Have you been born again, accepted Jesus as your personal savior, been converted, come to Christ, or been saved?
If you grew up anywhere south of the Mason-Dixon line, these questions may have a familiar ring. For the rest of you, they mean, “Are you a Christian?”
Have you had a spiritual awakening?
If you answered, “yes,” then how do you know?
There's no boilerplate answer to that question. I can only answer it from my personal experience, but I feel confident in saying that once you have come into relationship with Christ, you will know it.
That sense of knowing may be immediate or it may be gradual.
When immediate, you might experience an overwhelming sense of relief, as though an invisible thousand pound burden has been lifted from your shoulders. You feel lighter. Muscle tension is eased as though you have submerged your entire body and even your mind in a warm bath and you can finally relax and let go.
For others, your sense of having undergone change may be gradual, a spiritual unfolding of sorts, that manifests in different ways. Instead of dreading the monotony of your days as the same old, same old, you may begin each new morning a bit more energetically, with a newfound sense of hope, anticipating something good awaits. Could it be because you’ve begun to view people and life differently, more kindly? You may even catch yourself extending grace to people you once ignored or held in contempt.
The stories of “coming to Christ” are as varied and as beautiful as the people who share them and blessed you will be when you are made privy to these life-altering, world-changing encounters.

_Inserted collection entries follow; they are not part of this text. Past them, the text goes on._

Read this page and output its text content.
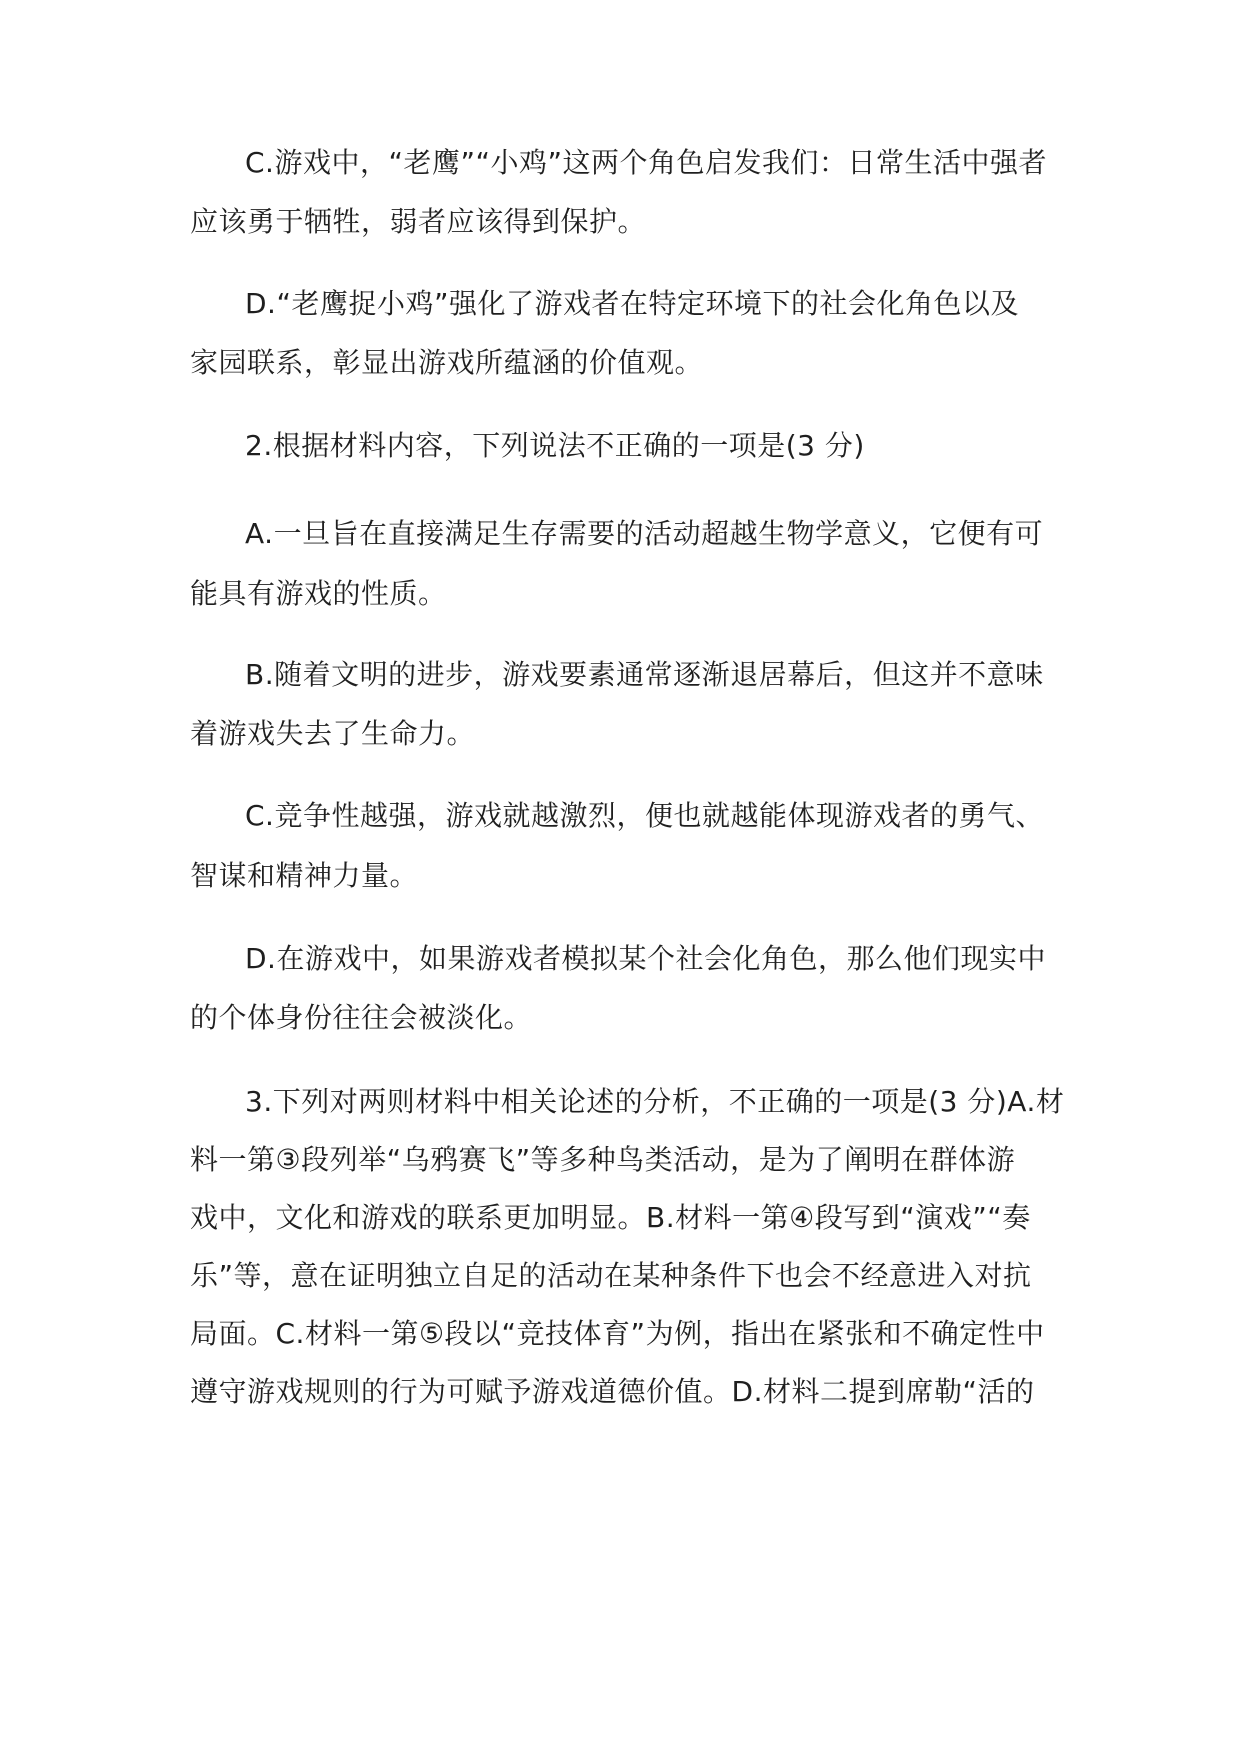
C.游戏中，“老鹰”“小鸡”这两个角色启发我们：日常生活中强者
应该勇于牺牲，弱者应该得到保护。
D.“老鹰捉小鸡”强化了游戏者在特定环境下的社会化角色以及
家园联系，彰显出游戏所蕴涵的价值观。
2.根据材料内容，下列说法不正确的一项是(3 分)
A.一旦旨在直接满足生存需要的活动超越生物学意义，它便有可
能具有游戏的性质。
B.随着文明的进步，游戏要素通常逐渐退居幕后，但这并不意味
着游戏失去了生命力。
C.竞争性越强，游戏就越激烈，便也就越能体现游戏者的勇气、
智谋和精神力量。
D.在游戏中，如果游戏者模拟某个社会化角色，那么他们现实中
的个体身份往往会被淡化。
3.下列对两则材料中相关论述的分析，不正确的一项是(3 分)A.材
料一第③段列举“乌鸦赛飞”等多种鸟类活动，是为了阐明在群体游
戏中，文化和游戏的联系更加明显。B.材料一第④段写到“演戏”“奏
乐”等，意在证明独立自足的活动在某种条件下也会不经意进入对抗
局面。C.材料一第⑤段以“竞技体育”为例，指出在紧张和不确定性中
遵守游戏规则的行为可赋予游戏道德价值。D.材料二提到席勒“活的
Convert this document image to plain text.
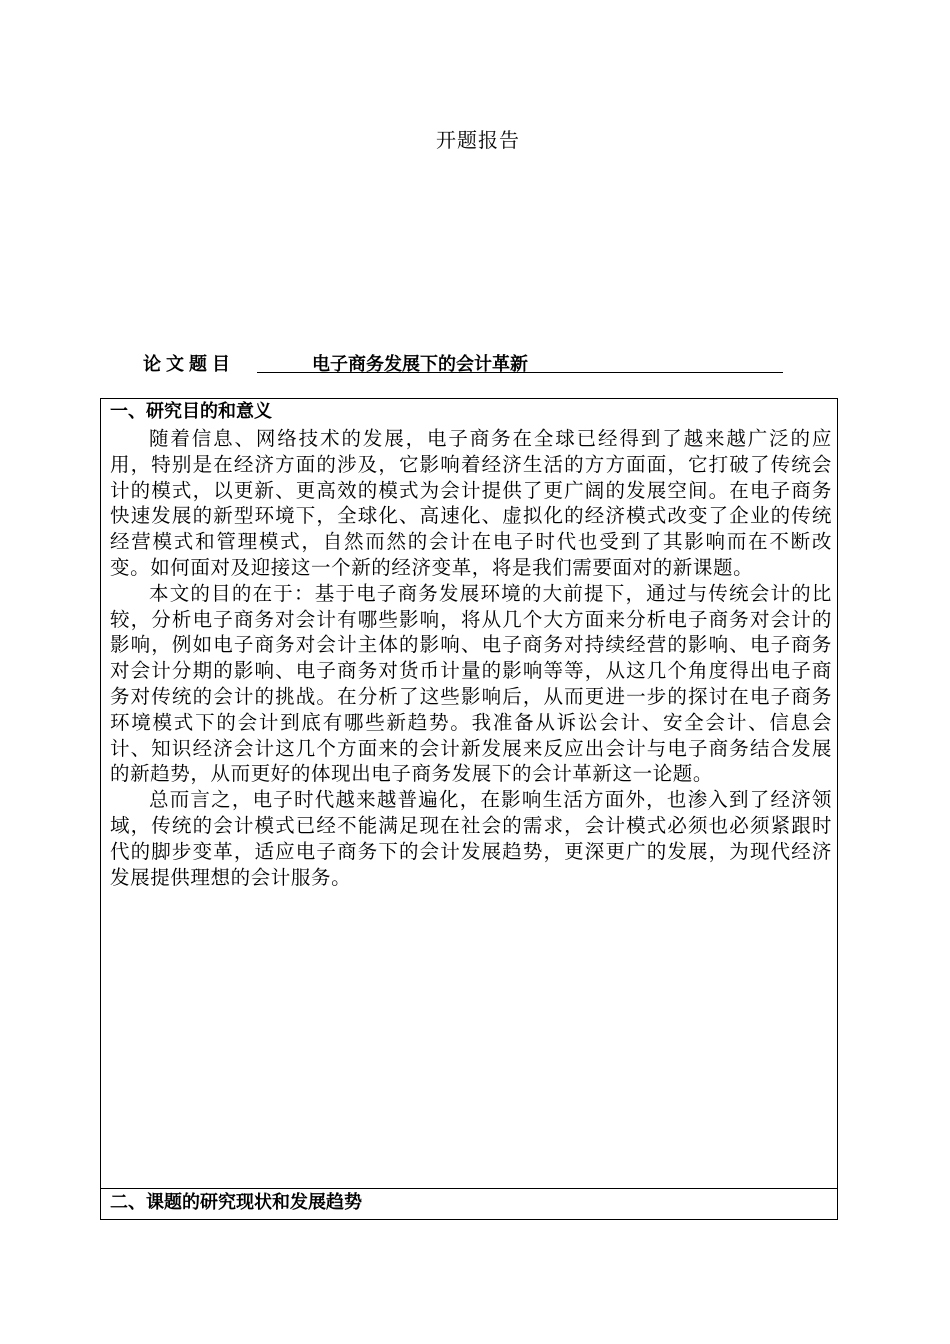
开题报告
论文题目	电子商务发展下的会计革新
一、研究目的和意义

随着信息、网络技术的发展，电子商务在全球已经得到了越来越广泛的应用，特别是在经济方面的涉及，它影响着经济生活的方方面面，它打破了传统会计的模式，以更新、更高效的模式为会计提供了更广阔的发展空间。在电子商务快速发展的新型环境下，全球化、高速化、虚拟化的经济模式改变了企业的传统经营模式和管理模式，自然而然的会计在电子时代也受到了其影响而在不断改变。如何面对及迎接这一个新的经济变革，将是我们需要面对的新课题。

本文的目的在于：基于电子商务发展环境的大前提下，通过与传统会计的比较，分析电子商务对会计有哪些影响，将从几个大方面来分析电子商务对会计的影响，例如电子商务对会计主体的影响、电子商务对持续经营的影响、电子商务对会计分期的影响、电子商务对货币计量的影响等等，从这几个角度得出电子商务对传统的会计的挑战。在分析了这些影响后，从而更进一步的探讨在电子商务环境模式下的会计到底有哪些新趋势。我准备从诉讼会计、安全会计、信息会计、知识经济会计这几个方面来的会计新发展来反应出会计与电子商务结合发展的新趋势，从而更好的体现出电子商务发展下的会计革新这一论题。

总而言之，电子时代越来越普遍化，在影响生活方面外，也渗入到了经济领域，传统的会计模式已经不能满足现在社会的需求，会计模式必须也必须紧跟时代的脚步变革，适应电子商务下的会计发展趋势，更深更广的发展，为现代经济发展提供理想的会计服务。

二、课题的研究现状和发展趋势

For me, the awareness of my personal Christ experience came as both immediate and gradual. As an adolescent, I’d gone through the motions of becoming a Christian, but I was not equipped at that time to grasp the words I repeated and the prayer I prayed. But at age 40 plus, when I bowed on my knees at the end of a very tiring day, I knew exactly what I was getting into and I was more than ready. When I prayed, “Lord, I’m making a mess of my life, please, take over,” I felt relief beyond description. I knew what my life was like without Christ and I just could not do it anymore. It's no surprise, but that night, I slept like a baby.
The ensuing days were delightful. I was overflowing with goodwill toward everyone, acquaintances and strangers, alike. I couldn’t stop smiling. My feet barely touched the ground. I wanted to hug everybody and tell them how much I appreciated them.
Mechtild of Magdeburg, a Christian mystic born in the year 1207, described it this way, “The day of my spiritual awakening was the day I saw – and knew I saw – all things in God and God in all things.”
After having lived for years in an unfocused world, I’d suddenly obtained prescription glasses that not only brought everything into focus, but that filtered the images so I could see everything and everybody as God Himself sees them.
Heart surgery? Definitely.
Cataract removal? Absolutely. The scales fell away. No anesthesia required.
The Apostle Paul write in 2 Corinthians 5:17 in the NIV:
"Therefore if anyone is in Christ, the new creation has come! The King James read the same.
"In Christ" is not a contemporary term. Other translations of the New Testament interpret those words as "believing in" or "united with" Christ. I am, indeed, a believer in and united with Christ I know this for certain.
If you have any doubts about your standing in relationship to Christ, don't hesitate. Be persistent. Keep seeking, keep praying. Share your heart and your questions and doubts with Him. Share them with another believer. Ask that person to pray with you.
There is no greater privilege for followers of Jesus than to share the good news, without condemnation or judgment, but with love and understanding. After all, we've all been there in one form or another.
Lord God, we rejoice and thank You for making all things new, day after day. May the words of our mouths and pens and the meditations of all of our hearts be acceptable to You, and may others come forth to accept Your gracious and unending love. Amen.